Os "fantasmas psicológicos": um passeio pelo porão da nossa mente
Valeria Sabater

Escrito e verificado por a psicóloga Valeria Sabater

Última atualização: 04 setembro, 2025

Monstros existem, assim como fantasmas. São presenças que, longe de habitar debaixo de nossas camas ou enfeitiçar os espaços solitários das casas, se insinuam em nossas mentes. Muitos de nós nos esforçamos para viver tentando esconder certas presenças mentais que nos causam medo, angústia e desconforto. Podem ser traumas, questões não resolvidas, emoções difíceis…

O que não gostamos ou nos causa grande dor emocional, guardamos no porão do nosso universo psicológico. No entanto, essas entidades, ao invés de permanecerem confinadas para sempre, surgem das mais diversas formas. Muitas vezes na forma de ansiedade, fobias, medos paralisantes. Eles também o fazem encarnando em nós na forma de raiva ou comportamentos desajustados.

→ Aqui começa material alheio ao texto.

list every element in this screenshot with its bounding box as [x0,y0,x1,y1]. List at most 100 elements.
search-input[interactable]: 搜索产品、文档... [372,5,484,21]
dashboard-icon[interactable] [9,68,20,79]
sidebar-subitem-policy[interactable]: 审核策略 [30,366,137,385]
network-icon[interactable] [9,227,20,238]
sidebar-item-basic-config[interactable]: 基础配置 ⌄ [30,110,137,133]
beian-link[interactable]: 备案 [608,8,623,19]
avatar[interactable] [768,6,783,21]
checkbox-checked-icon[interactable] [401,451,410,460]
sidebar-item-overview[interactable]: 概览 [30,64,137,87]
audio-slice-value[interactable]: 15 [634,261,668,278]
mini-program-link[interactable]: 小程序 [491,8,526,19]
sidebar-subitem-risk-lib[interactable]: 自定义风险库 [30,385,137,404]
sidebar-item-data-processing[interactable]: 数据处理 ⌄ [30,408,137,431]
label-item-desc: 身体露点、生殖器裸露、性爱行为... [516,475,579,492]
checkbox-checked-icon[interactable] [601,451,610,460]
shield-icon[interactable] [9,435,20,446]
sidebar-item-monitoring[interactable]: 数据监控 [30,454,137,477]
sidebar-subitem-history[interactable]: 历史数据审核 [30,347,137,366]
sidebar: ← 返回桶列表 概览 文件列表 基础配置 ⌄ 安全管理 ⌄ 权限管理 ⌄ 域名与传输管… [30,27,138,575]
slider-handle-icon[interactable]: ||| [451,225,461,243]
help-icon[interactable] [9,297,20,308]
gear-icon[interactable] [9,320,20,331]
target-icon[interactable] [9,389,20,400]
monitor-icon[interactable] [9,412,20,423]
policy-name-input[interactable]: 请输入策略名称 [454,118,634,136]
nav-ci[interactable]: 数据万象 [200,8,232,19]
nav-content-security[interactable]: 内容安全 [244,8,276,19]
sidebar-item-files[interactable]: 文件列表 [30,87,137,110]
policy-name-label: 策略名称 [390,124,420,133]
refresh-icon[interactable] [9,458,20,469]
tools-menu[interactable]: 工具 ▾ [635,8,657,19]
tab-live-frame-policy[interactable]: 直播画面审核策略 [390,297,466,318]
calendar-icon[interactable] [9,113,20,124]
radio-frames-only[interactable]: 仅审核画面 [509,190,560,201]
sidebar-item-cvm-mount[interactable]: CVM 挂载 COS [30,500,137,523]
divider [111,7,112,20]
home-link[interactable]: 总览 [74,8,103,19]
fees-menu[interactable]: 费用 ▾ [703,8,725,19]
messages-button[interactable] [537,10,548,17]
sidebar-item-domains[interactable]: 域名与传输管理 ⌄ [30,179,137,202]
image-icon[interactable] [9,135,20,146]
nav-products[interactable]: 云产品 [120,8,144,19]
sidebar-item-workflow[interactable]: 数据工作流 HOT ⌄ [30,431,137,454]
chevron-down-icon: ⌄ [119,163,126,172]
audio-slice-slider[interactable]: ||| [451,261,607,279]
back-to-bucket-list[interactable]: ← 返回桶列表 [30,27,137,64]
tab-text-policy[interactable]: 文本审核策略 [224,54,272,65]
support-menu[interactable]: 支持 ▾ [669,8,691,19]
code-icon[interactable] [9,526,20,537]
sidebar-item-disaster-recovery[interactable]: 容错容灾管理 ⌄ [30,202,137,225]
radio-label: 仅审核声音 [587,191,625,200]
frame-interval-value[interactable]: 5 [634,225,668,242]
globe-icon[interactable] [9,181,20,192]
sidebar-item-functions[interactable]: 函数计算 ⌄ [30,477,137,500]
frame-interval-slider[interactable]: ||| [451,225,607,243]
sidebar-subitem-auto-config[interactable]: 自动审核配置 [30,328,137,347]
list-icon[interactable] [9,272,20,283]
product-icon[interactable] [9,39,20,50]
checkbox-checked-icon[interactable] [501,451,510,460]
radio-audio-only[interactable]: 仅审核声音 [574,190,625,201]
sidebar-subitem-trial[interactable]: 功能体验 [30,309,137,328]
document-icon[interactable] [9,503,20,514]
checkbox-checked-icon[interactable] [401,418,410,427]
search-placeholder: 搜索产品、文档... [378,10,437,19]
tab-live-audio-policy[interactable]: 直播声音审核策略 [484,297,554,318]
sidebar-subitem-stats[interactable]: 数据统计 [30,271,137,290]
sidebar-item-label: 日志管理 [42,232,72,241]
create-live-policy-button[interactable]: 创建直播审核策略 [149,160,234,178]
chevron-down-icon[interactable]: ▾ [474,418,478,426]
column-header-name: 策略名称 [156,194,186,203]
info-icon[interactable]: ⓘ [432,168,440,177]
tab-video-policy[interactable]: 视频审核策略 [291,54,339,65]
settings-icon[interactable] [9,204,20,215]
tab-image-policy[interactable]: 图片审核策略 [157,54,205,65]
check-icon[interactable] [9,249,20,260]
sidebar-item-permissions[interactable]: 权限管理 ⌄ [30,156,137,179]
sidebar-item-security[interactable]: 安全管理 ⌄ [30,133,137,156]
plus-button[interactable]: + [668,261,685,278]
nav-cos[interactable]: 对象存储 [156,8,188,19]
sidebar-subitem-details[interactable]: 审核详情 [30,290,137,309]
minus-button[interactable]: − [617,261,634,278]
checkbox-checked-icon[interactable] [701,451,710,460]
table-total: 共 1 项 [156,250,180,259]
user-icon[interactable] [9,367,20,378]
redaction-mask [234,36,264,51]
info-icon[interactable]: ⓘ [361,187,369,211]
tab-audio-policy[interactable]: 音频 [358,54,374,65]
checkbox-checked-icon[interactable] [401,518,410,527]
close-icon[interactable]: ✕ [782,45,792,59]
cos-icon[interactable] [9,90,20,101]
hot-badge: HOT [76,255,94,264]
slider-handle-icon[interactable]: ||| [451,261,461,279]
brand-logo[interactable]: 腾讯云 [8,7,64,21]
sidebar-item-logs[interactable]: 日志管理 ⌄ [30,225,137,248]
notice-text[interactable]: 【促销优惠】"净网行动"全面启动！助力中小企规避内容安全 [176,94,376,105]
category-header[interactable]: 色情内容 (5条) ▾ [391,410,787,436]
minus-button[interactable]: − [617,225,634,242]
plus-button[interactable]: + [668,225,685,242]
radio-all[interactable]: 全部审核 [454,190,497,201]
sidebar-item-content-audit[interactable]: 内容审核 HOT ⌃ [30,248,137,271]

Todos temos pavor de enfrentar esses espectros que ocupam espaços infinitos no cérebro. No entanto, se não o fizermos, a infelicidade e os transtornos mentais associados só terão mais poder sobre nossas vidas. Vão nos transformar em pessoas de quem não gostamos, daquelas que assustam até os outros…

O que fazer nesses casos? Você abriga algum “fantasma” interno?

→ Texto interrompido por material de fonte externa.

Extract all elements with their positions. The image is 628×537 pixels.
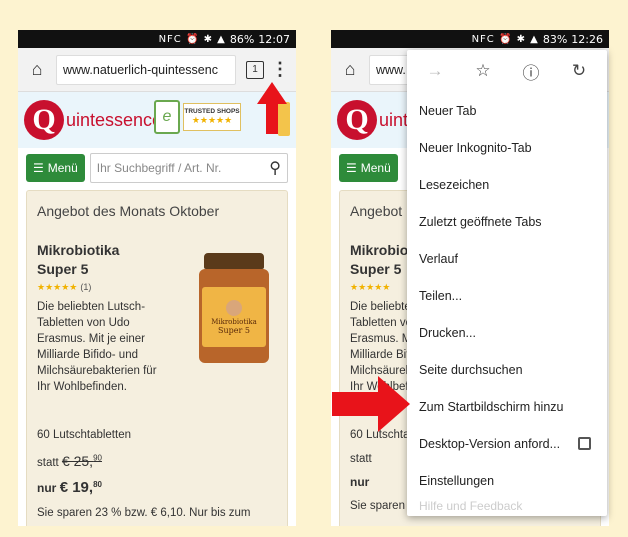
menu-item-settings[interactable]: Einstellungen [407, 462, 607, 499]
search-placeholder: Ihr Suchbegriff / Art. Nr. [96, 161, 222, 175]
old-price-row: statt € 25,90 [37, 453, 277, 469]
pack-size: 60 Lutschtabletten [37, 429, 131, 441]
menu-item-label: Zuletzt geöffnete Tabs [419, 214, 542, 229]
menu-item-incognito-tab[interactable]: Neuer Inkognito-Tab [407, 129, 607, 166]
info-icon[interactable]: ⓘ [519, 59, 543, 84]
portrait-icon [226, 299, 242, 316]
menu-item-print[interactable]: Drucken... [407, 314, 607, 351]
menu-item-add-to-homescreen[interactable]: Zum Startbildschirm hinzu [407, 388, 607, 425]
tab-switcher-button[interactable]: 1 [246, 60, 264, 79]
product-image[interactable]: Mikrobiotika Super 5 [199, 253, 269, 363]
clock: 12:26 [571, 32, 603, 46]
brand-name: uintessence [66, 109, 163, 130]
menu-item-label: Lesezeichen [419, 177, 490, 192]
menu-item-bookmarks[interactable]: Lesezeichen [407, 166, 607, 203]
old-price-label: statt [37, 457, 59, 469]
browser-toolbar: ⌂ www.natuerlich-quintessenc 1 ⋮ [18, 48, 296, 92]
list-icon: ☰ [346, 161, 357, 175]
jar-lid [204, 253, 264, 269]
menu-item-find-in-page[interactable]: Seite durchsuchen [407, 351, 607, 388]
menu-item-new-tab[interactable]: Neuer Tab [407, 92, 607, 129]
browser-overflow-menu: → ☆ ⓘ ↻ Neuer Tab Neuer Inkognito-Tab Le… [407, 50, 607, 516]
battery-level: 83% [542, 32, 568, 46]
left-phone-screen: NFC ⏰ ✱ ▲ 86% 12:07 ⌂ www.natuerlich-qui… [18, 30, 296, 526]
menu-item-label: Teilen... [419, 288, 463, 303]
bookmark-star-icon[interactable]: ☆ [471, 61, 495, 81]
battery-level: 86% [229, 32, 255, 46]
jar-body: Mikrobiotika Super 5 [199, 269, 269, 363]
jar-label-line2: Super 5 [218, 325, 250, 335]
site-header: Q uintessence e TRUSTED SHOPS ★★★★★ [18, 92, 296, 148]
home-icon[interactable]: ⌂ [24, 57, 50, 83]
product-name[interactable]: Mikrobiotika Super 5 [37, 241, 147, 279]
offer-title: Angebot des Monats Oktober [37, 203, 220, 219]
rating-count: (1) [80, 282, 92, 292]
menu-item-history[interactable]: Verlauf [407, 240, 607, 277]
arrow-right-icon [332, 376, 410, 432]
desktop-checkbox[interactable] [578, 437, 591, 450]
logo-icon[interactable]: Q [24, 100, 64, 140]
clock: 12:07 [258, 32, 290, 46]
search-icon[interactable]: ⚲ [269, 158, 281, 178]
trusted-shops-badge[interactable]: e TRUSTED SHOPS ★★★★★ [154, 100, 241, 134]
menu-button-label: Menü [47, 161, 78, 175]
menu-item-label: Drucken... [419, 325, 476, 340]
star-rating-icon: ★★★★★ [191, 115, 233, 125]
rating-stars-icon: ★★★★★ [37, 282, 78, 292]
forward-icon[interactable]: → [423, 61, 447, 81]
search-input[interactable]: Ihr Suchbegriff / Art. Nr. ⚲ [89, 153, 288, 183]
status-icons: NFC ⏰ ✱ ▲ [471, 33, 539, 45]
trusted-label: TRUSTED SHOPS [184, 108, 240, 115]
menu-item-label: Zum Startbildschirm hinzu [419, 399, 564, 414]
new-price-row: nur € 19,80 [37, 479, 277, 496]
menu-icon-row: → ☆ ⓘ ↻ [407, 50, 607, 92]
rating-stars-icon: ★★★★★ [350, 282, 391, 292]
offer-card[interactable]: Angebot des Monats Oktober Mikrobiotika … [26, 190, 288, 526]
menu-item-label: Verlauf [419, 251, 458, 266]
menu-item-label: Neuer Inkognito-Tab [419, 140, 532, 155]
trusted-box: TRUSTED SHOPS ★★★★★ [183, 103, 241, 131]
menu-button[interactable]: ☰ Menü [339, 154, 398, 182]
old-price: € 25,90 [62, 453, 102, 469]
menu-item-help[interactable]: Hilfe und Feedback [407, 499, 607, 516]
reload-icon[interactable]: ↻ [567, 61, 591, 81]
arrow-up-icon [257, 82, 287, 134]
logo-icon[interactable]: Q [337, 100, 377, 140]
menu-item-label: Neuer Tab [419, 103, 477, 118]
menu-item-recent-tabs[interactable]: Zuletzt geöffnete Tabs [407, 203, 607, 240]
url-field[interactable]: www.natuerlich-quintessenc [56, 54, 236, 85]
status-icons: NFC ⏰ ✱ ▲ [158, 33, 226, 45]
trusted-seal-icon: e [154, 100, 180, 134]
status-bar: NFC ⏰ ✱ ▲ 83% 12:26 [331, 30, 609, 48]
old-price-amount: € 25, [61, 453, 94, 469]
menu-button-label: Menü [360, 161, 391, 175]
menu-item-label: Einstellungen [419, 473, 495, 488]
jar-label-line1: Mikrobiotika [211, 317, 257, 326]
status-bar: NFC ⏰ ✱ ▲ 86% 12:07 [18, 30, 296, 48]
old-price-cents: 90 [93, 453, 102, 463]
search-row: ☰ Menü Ihr Suchbegriff / Art. Nr. ⚲ [18, 148, 296, 188]
menu-button[interactable]: ☰ Menü [26, 154, 85, 182]
new-price-cents: 80 [93, 480, 102, 489]
overflow-menu-icon[interactable]: ⋮ [270, 57, 290, 83]
menu-item-label: Desktop-Version anford... [419, 436, 561, 451]
product-description: Die beliebten Lutsch-Tabletten von Udo E… [37, 301, 157, 393]
savings-text: Sie sparen 23 % bzw. € 6,10. Nur bis zum [37, 507, 251, 519]
menu-item-label: Seite durchsuchen [419, 362, 523, 377]
menu-item-share[interactable]: Teilen... [407, 277, 607, 314]
menu-item-desktop-version[interactable]: Desktop-Version anford... [407, 425, 607, 462]
new-price-label: nur [37, 481, 57, 495]
new-price-amount: € 19, [59, 479, 94, 496]
list-icon: ☰ [33, 161, 44, 175]
jar-label: Mikrobiotika Super 5 [202, 287, 266, 347]
home-icon[interactable]: ⌂ [337, 57, 363, 83]
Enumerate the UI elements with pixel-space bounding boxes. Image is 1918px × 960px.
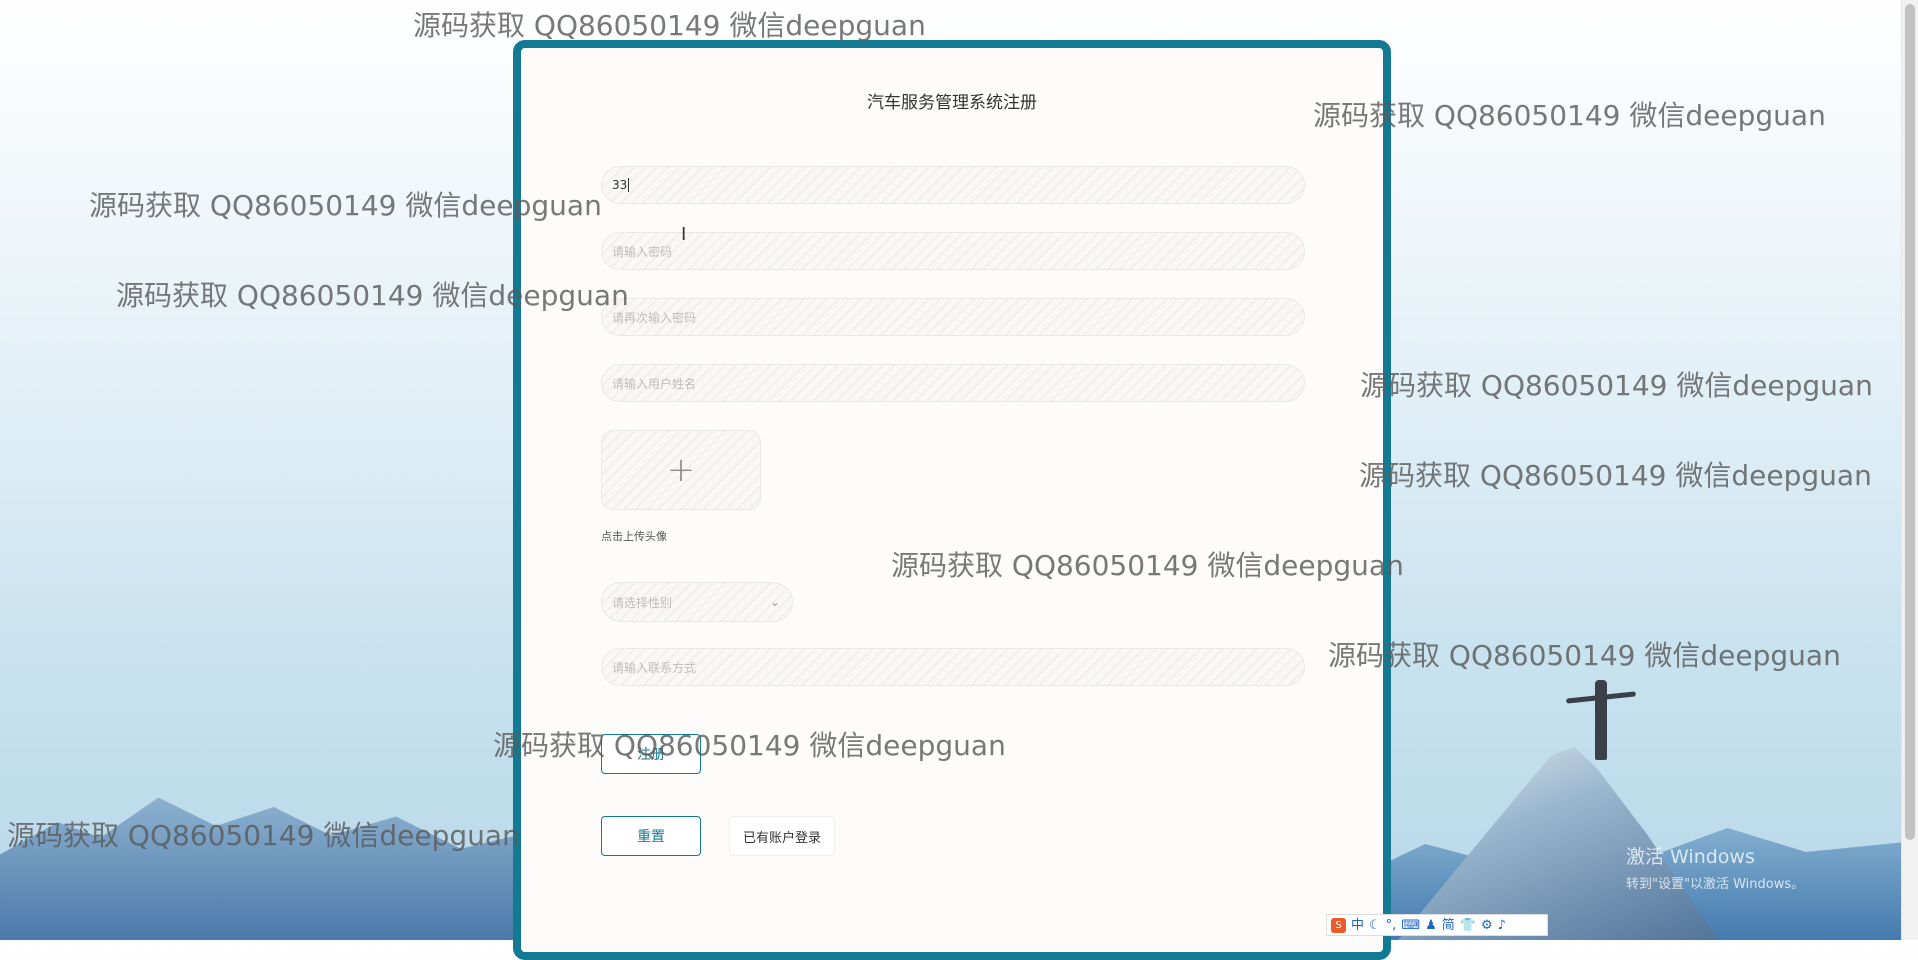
phone-input[interactable]: 请输入联系方式 xyxy=(601,648,1305,686)
password-input[interactable]: 请输入密码 xyxy=(601,232,1305,270)
skin-icon[interactable]: 👕 xyxy=(1460,919,1476,932)
avatar-upload-hint: 点击上传头像 xyxy=(601,530,667,543)
background-peak xyxy=(1398,746,1718,940)
page-title: 汽车服务管理系统注册 xyxy=(867,93,1037,113)
password-placeholder: 请输入密码 xyxy=(612,244,673,259)
gender-select[interactable]: 请选择性别 ⌄ xyxy=(601,582,793,622)
login-link-button[interactable]: 已有账户登录 xyxy=(729,816,835,856)
reset-button[interactable]: 重置 xyxy=(601,816,701,856)
ime-toolbar[interactable]: S 中 ☾ °, ⌨ ♟ 简 👕 ⚙ ♪ xyxy=(1326,914,1548,936)
text-caret xyxy=(628,178,630,192)
moon-icon[interactable]: ☾ xyxy=(1369,919,1381,932)
sogou-logo-icon: S xyxy=(1331,917,1346,933)
windows-activation-notice: 激活 Windows 转到"设置"以激活 Windows。 xyxy=(1626,842,1804,892)
activation-title: 激活 Windows xyxy=(1626,846,1755,868)
watermark: 源码获取 QQ86050149 微信deepguan xyxy=(1360,369,1873,402)
phone-placeholder: 请输入联系方式 xyxy=(612,660,697,675)
ime-item[interactable]: 中 xyxy=(1351,919,1364,932)
login-link-label: 已有账户登录 xyxy=(742,830,821,846)
reset-button-label: 重置 xyxy=(637,829,665,845)
text-cursor-icon: I xyxy=(681,224,687,245)
register-button[interactable]: 注册 xyxy=(601,734,701,774)
vertical-scrollbar[interactable] xyxy=(1901,0,1918,940)
keyboard-icon[interactable]: ⌨ xyxy=(1401,919,1420,932)
account-input-value: 33 xyxy=(612,178,628,192)
confirm-password-placeholder: 请再次输入密码 xyxy=(612,310,697,325)
register-button-label: 注册 xyxy=(637,747,665,763)
avatar-upload[interactable]: + xyxy=(601,430,761,510)
watermark: 源码获取 QQ86050149 微信deepguan xyxy=(1359,459,1872,492)
activation-subtitle: 转到"设置"以激活 Windows。 xyxy=(1626,877,1805,892)
register-card: 汽车服务管理系统注册 33 请输入密码 请再次输入密码 请输入用户姓名 + 点击… xyxy=(513,40,1391,960)
plus-icon: + xyxy=(666,450,696,490)
watermark: 源码获取 QQ86050149 微信deepguan xyxy=(1328,639,1841,672)
ime-item[interactable]: 简 xyxy=(1442,919,1455,932)
scrollbar-thumb[interactable] xyxy=(1905,4,1915,840)
confirm-password-input[interactable]: 请再次输入密码 xyxy=(601,298,1305,336)
watermark: 源码获取 QQ86050149 微信deepguan xyxy=(413,9,926,42)
account-input[interactable]: 33 xyxy=(601,166,1305,204)
punctuation-icon[interactable]: °, xyxy=(1386,919,1397,932)
user-icon[interactable]: ♟ xyxy=(1425,919,1437,932)
background-man-figure xyxy=(1595,680,1607,760)
chevron-down-icon: ⌄ xyxy=(769,595,780,609)
gender-select-placeholder: 请选择性别 xyxy=(612,595,673,610)
tiktok-icon[interactable]: ♪ xyxy=(1498,919,1506,932)
gear-icon[interactable]: ⚙ xyxy=(1481,919,1493,932)
user-name-input[interactable]: 请输入用户姓名 xyxy=(601,364,1305,402)
user-name-placeholder: 请输入用户姓名 xyxy=(612,376,697,391)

Agora sei o que é um fantasma. Negócios inacabados, é isso que eles são.”

-Salman Rushdie-

Homem com ansiedade devido a fantasmas psicológicos
Medos, sentimentos de culpa, problemas de apego… A maioria de nós carrega mais de um fantasma mental com o qual não sabemos como lidar.

Os “fantasmas psicológicos” com os quais costumamos conviver

Em 1975, Selma Fraiberg, uma psicanalista infantil, introduziu um termo que mais tarde formulou em um conhecido trabalho de pesquisa. Ele definiu como “fantasmas de berçário” aqueles traumas que são herdados de geração em geração e que, às vezes, moldam a maneira como as crianças são criadas. Assim, a mãe ou o pai que foi agredido fisicamente pode reproduzir esse ato com os próprios filhos.

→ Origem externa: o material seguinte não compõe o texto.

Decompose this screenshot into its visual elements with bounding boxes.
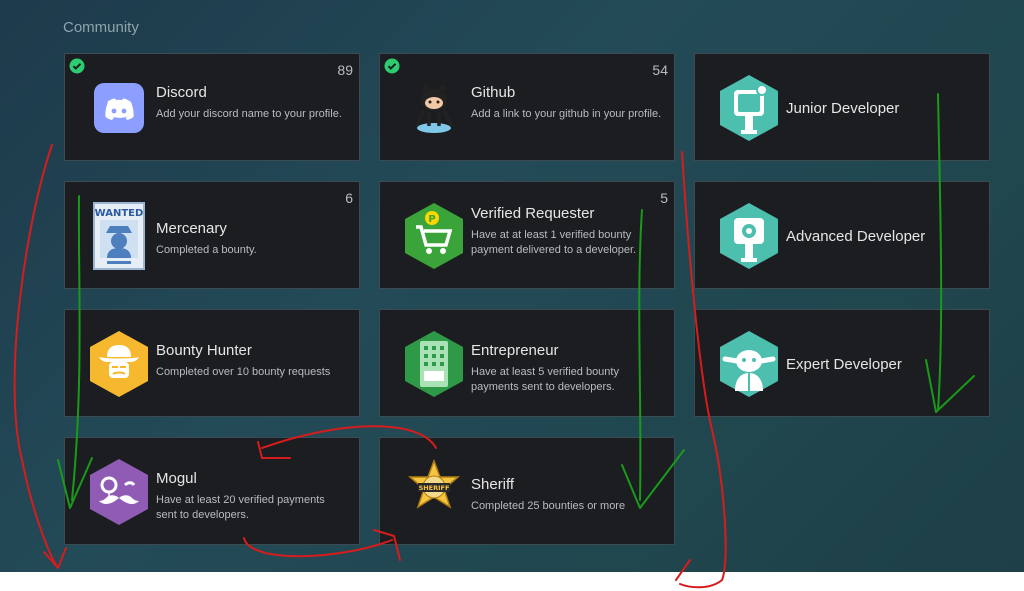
card-bounty-hunter[interactable]: Bounty Hunter Completed over 10 bounty r…: [64, 309, 360, 417]
card-entrepreneur[interactable]: Entrepreneur Have at least 5 verified bo…: [379, 309, 675, 417]
card-description: Have at least 20 verified payments sent …: [156, 494, 325, 521]
card-description: Add your discord name to your profile.: [156, 108, 342, 120]
card-name: Expert Developer: [786, 356, 902, 373]
community-page: Community 89 Discord Add your discord na…: [0, 0, 1024, 572]
achievement-count: 6: [345, 190, 353, 206]
card-advanced-developer[interactable]: Advanced Developer: [694, 181, 990, 289]
wanted-poster-text: WANTED: [95, 208, 144, 219]
card-name: Junior Developer: [786, 100, 900, 117]
card-name: Discord: [156, 84, 207, 101]
card-mogul[interactable]: Mogul Have at least 20 verified payments…: [64, 437, 360, 545]
card-description: Completed over 10 bounty requests: [156, 366, 331, 378]
card-name: Entrepreneur: [471, 342, 559, 359]
card-name: Mogul: [156, 470, 197, 487]
cowboy-icon: [83, 328, 155, 400]
card-name: Mercenary: [156, 220, 227, 237]
wanted-poster-icon: WANTED: [83, 200, 155, 272]
card-description: Add a link to your github in your profil…: [471, 108, 662, 120]
advanced-developer-icon: [713, 200, 785, 272]
card-mercenary[interactable]: 6 WANTED Mercenary Completed a bounty.: [64, 181, 360, 289]
card-name: Sheriff: [471, 476, 515, 493]
achievement-count: 54: [652, 62, 668, 78]
sheriff-star-icon: SHERIFF: [398, 456, 470, 528]
github-octocat-icon: [398, 72, 470, 144]
svg-text:P: P: [428, 214, 435, 225]
card-name: Verified Requester: [471, 205, 595, 222]
card-name: Bounty Hunter: [156, 342, 252, 359]
shopping-cart-icon: P: [398, 200, 470, 272]
card-name: Github: [471, 84, 516, 101]
card-name: Advanced Developer: [786, 228, 926, 245]
card-description: Have at at least 1 verified bounty payme…: [471, 229, 637, 256]
section-title: Community: [63, 19, 139, 36]
yoda-icon: [713, 328, 785, 400]
discord-icon: [83, 72, 155, 144]
junior-developer-icon: [713, 72, 785, 144]
sheriff-badge-text: SHERIFF: [419, 484, 450, 492]
card-sheriff[interactable]: SHERIFF Sheriff Completed 25 bounties or…: [379, 437, 675, 545]
card-verified-requester[interactable]: 5 P Verified Requester Have at at least …: [379, 181, 675, 289]
achievement-count: 89: [337, 62, 353, 78]
card-discord[interactable]: 89 Discord Add your discord name to your…: [64, 53, 360, 161]
card-junior-developer[interactable]: Junior Developer: [694, 53, 990, 161]
card-expert-developer[interactable]: Expert Developer: [694, 309, 990, 417]
card-github[interactable]: 54 Github Add a link to your github in y…: [379, 53, 675, 161]
card-description: Have at least 5 verified bounty payments…: [471, 366, 619, 393]
achievement-count: 5: [660, 190, 668, 206]
monocle-mustache-icon: [83, 456, 155, 528]
card-description: Completed a bounty.: [156, 244, 257, 256]
card-description: Completed 25 bounties or more: [471, 500, 626, 512]
building-icon: [398, 328, 470, 400]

Se nossos pais foram criados com frieza e falta de apego, eles podem repetir o mesmo padrão em nós. Isso baseado em negligenciar nossas necessidades emocionais, sendo cuidadores presentes, mas ausentes. Esses traumas do passado podem contribuir para um ciclo de abuso e sofrimento contínuo que pode se estender por várias gerações.

Outra ideia também é derivada dessa abordagem formulada pelo Dr. Fraiberg. Os “fantasmas psicológicos” são aquelas questões que não curamos, que não abordamos e que contribuem para o nosso desconforto e, consequentemente, para o do nosso meio.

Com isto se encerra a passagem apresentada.